Right Atrial Lesion Set
The patient is cooled to 34°C, and the right atrial lesion set is performed on the beating heart. A small purse-string suture is placed at the base of the right atrial appendage, and a stab incision is made at its center, wide enough to accommodate one jaw of the bipolar RF ablation clamp. An ablation lesion is created with the clamp across the free wall of the right atrium down toward the superior vena cava, taking care to avoid the sinoatrial (SA) node ( Fig. 68.2 ). A vertical atriotomy is then made from the interatrial septum up toward the AV groove near the free margin of the heart. When possible, this incision should be at least 2 cm from the first free wall ablation to avoid creating an area of slow conduction. A linear cryoprobe is used to create an endocardial cryoablation from the superior aspect of the atriotomy down to the tricuspid annulus at the 2 o’clock position. All cryoablations are performed for 3 minutes at −60°C. Cryoablation is preferable to RF ablation over annular tissues because it preserves the fibrous skeleton of the heart, avoiding any potential compromise of valve competency.
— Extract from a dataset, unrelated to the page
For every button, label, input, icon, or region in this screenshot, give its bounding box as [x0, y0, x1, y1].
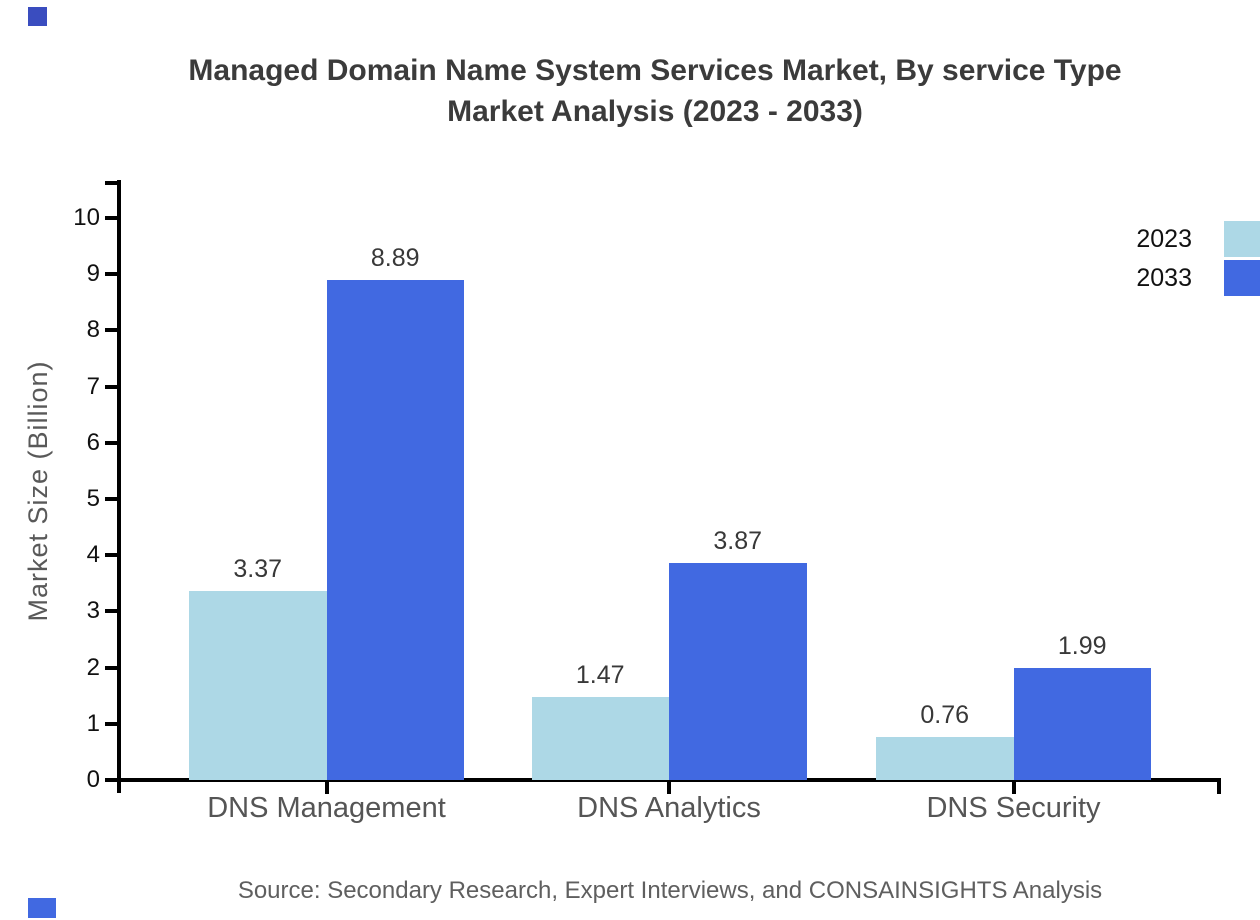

The linear cryoprobe is then inserted through the previously placed purse-string suture, and an endocardial cryoablation is created down to the tricuspid valve annulus at the 10 o’clock position ( Fig. 68.3 ). The bipolar RF clamp is then used to create ablation lines running from the inferior aspect of the right atriotomy up along the lateral aspect of the SVC and down the inferior vena cava (IVC). The SVC ablation should be performed as lateral and posterior as possible to minimize the risk of injury to the SA node, and the IVC ablation line should travel as far as possible onto the IVC ( Fig. 68.4 ). Finally, the right atriotomy is closed in standard fashion.